Other than being able to sell a property that would other wise be hard to sell at the current ask or amount owed by the homeowner, what is the advantage for an owner to do a subject to mortgage.
Does anyone have a copy of a letter to send a prospective seller as an introduction?
Sometimes a seller has a circumstance that compels them to leave. It could be an illness, a job loss or change, a divorce, a partner who went to jail, or just too many expensive repairs for them to fix themselves. The idea is to market to an area, and then be there to solve problems and offer options that will benefit them. It is one thing to have late payments on their credit, but a foreclosure will stick for a long time and is harder to bounce back from, emotionally as well as financially. When that tipping point is reached for them, a seller will just want to walk away.

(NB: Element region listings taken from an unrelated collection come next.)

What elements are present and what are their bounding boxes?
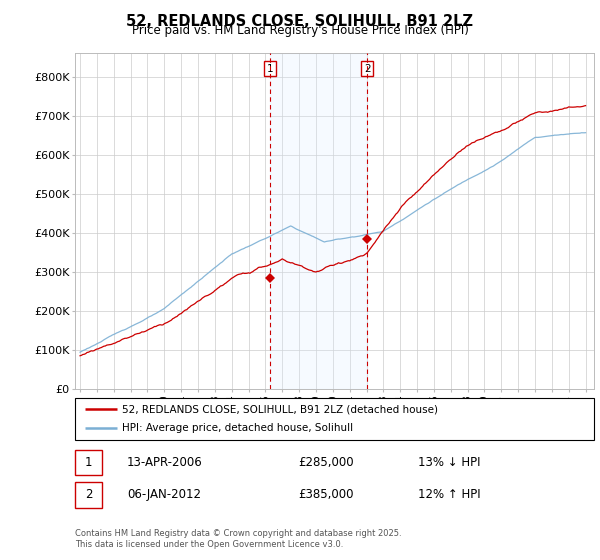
Text: 1: 1 — [267, 64, 274, 74]
Text: 13% ↓ HPI: 13% ↓ HPI — [418, 456, 480, 469]
Text: £285,000: £285,000 — [298, 456, 354, 469]
Text: Price paid vs. HM Land Registry's House Price Index (HPI): Price paid vs. HM Land Registry's House … — [131, 24, 469, 36]
Text: 12% ↑ HPI: 12% ↑ HPI — [418, 488, 480, 501]
Text: £385,000: £385,000 — [298, 488, 353, 501]
Text: 2: 2 — [85, 488, 92, 501]
Text: 13-APR-2006: 13-APR-2006 — [127, 456, 203, 469]
Text: 52, REDLANDS CLOSE, SOLIHULL, B91 2LZ: 52, REDLANDS CLOSE, SOLIHULL, B91 2LZ — [127, 14, 473, 29]
Bar — [270, 53, 367, 389]
Text: 2: 2 — [364, 64, 371, 74]
Text: 52, REDLANDS CLOSE, SOLIHULL, B91 2LZ (detached house): 52, REDLANDS CLOSE, SOLIHULL, B91 2LZ (d… — [122, 404, 438, 414]
Text: 06-JAN-2012: 06-JAN-2012 — [127, 488, 201, 501]
Bar — [75, 482, 102, 508]
Bar — [75, 450, 102, 475]
Text: 1: 1 — [85, 456, 92, 469]
Text: HPI: Average price, detached house, Solihull: HPI: Average price, detached house, Soli… — [122, 423, 353, 433]
Text: Contains HM Land Registry data © Crown copyright and database right 2025.
This d: Contains HM Land Registry data © Crown c… — [75, 529, 401, 549]
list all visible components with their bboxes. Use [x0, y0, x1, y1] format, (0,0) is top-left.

In the past, I have presented three "ways" I can buy their house: Fast, Medium, and Slow. Fast is no repairs on their part, quick close and sub2. They still need moving money, deposit for first and last months' rent, and some agreed amount more (depending on their needs). Medium can be a lease option, where you control the property and do not go on title until you buy at a later point. And Slow is a conventional mortgage, where the house must meet standards set by conventional lenders, which means no great fixing, no bad roof, etc. I must include closing costs, origination fees, inspection, appraisal, which means that there is less money in the deal, and less to offer the seller.
When you are talking with a seller, you are negotiating directly with them, trying to find a path that works for you and your goals, as well as a path that works for them and their goals. Normally there are agents in the middle of this. You need to have empathy and compassion, while you listen to what they need. Often they do *need* to sell fast.
SO...read over what I have written and write from your heart a letter that shows you are thinking of their need to sell fast. And without repairs. And get rid of a problem house. You are not there to take advantage of them, but to work out a deal that makes sense for both parties. I have had a local lawyer draft up a purchase agreement, or obtained (from a lawyer or title company) the local template from the Association of Realtors in my area, rather than one from a guru course. And I close at a title company, not at a kitchen table (I have done that, but I don't think it provides enough closure for the seller, as it doesn't feel "real" to them.)